É importante que a população separe seu lixo, pelo menos em dois recipientes – orgânicos - molhados e, recicláveis. Assim, se o seu município ainda não consegue realizar a coleta por separado, o catador poderá recolher os recicláveis (latinhas, metal, plástico, papel seco, papelão) reduzindo o que vai para o aterro.

É graças ao trabalho dos catadores brasileiros e também de alguns pequenos empresários, que o Brasil se tornou líder mundial de reciclagem, o que é um avanço muito importante para a preservação ambiental já que esta situação, objetivamente, reduz a área necessária para aterros sanitários.

E, como afirma Katia Campos, também é significativa a participação dos consórcios públicos que, juntando vários municípios, dispõe o lixo coletado em um único aterro, como é o caso de várias regiões metropolitanas, pelo país.

Mas, ainda está longe o momento de se poder considerar ampla vitória brasileira no jogo do lixo versus reciclagem.

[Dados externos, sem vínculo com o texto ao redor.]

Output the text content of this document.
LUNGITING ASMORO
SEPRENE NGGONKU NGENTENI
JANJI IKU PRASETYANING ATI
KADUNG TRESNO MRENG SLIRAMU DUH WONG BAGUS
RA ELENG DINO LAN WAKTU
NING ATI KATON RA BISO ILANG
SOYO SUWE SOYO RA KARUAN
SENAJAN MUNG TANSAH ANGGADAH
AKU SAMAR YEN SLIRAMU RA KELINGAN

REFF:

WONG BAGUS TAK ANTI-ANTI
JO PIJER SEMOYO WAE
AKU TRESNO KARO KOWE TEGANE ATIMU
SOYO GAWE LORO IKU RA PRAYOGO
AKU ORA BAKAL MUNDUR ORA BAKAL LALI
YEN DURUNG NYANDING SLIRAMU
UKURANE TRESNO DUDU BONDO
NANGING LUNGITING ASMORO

A população ainda não reconhece o valor intrínseco do lixo que produz e os danos que causa ao jogar lixo nas ruas, não separar os recicláveis, não devolver à terra a matéria orgânica na forma de composto ou até mesmo, ao não embrulhar o caco de vidro quebrado para impedir que o catador ou o gari se machuquem.

É importante dar o exemplo então, separe você o seu lixo, faça contato com os catadores que andam pelo seu bairro ou cidade, organize na sua comunidade a recolha dos recicláveis, que podem reverter em benefício financeiro aos catadores e, mais ainda, ao meio ambiente.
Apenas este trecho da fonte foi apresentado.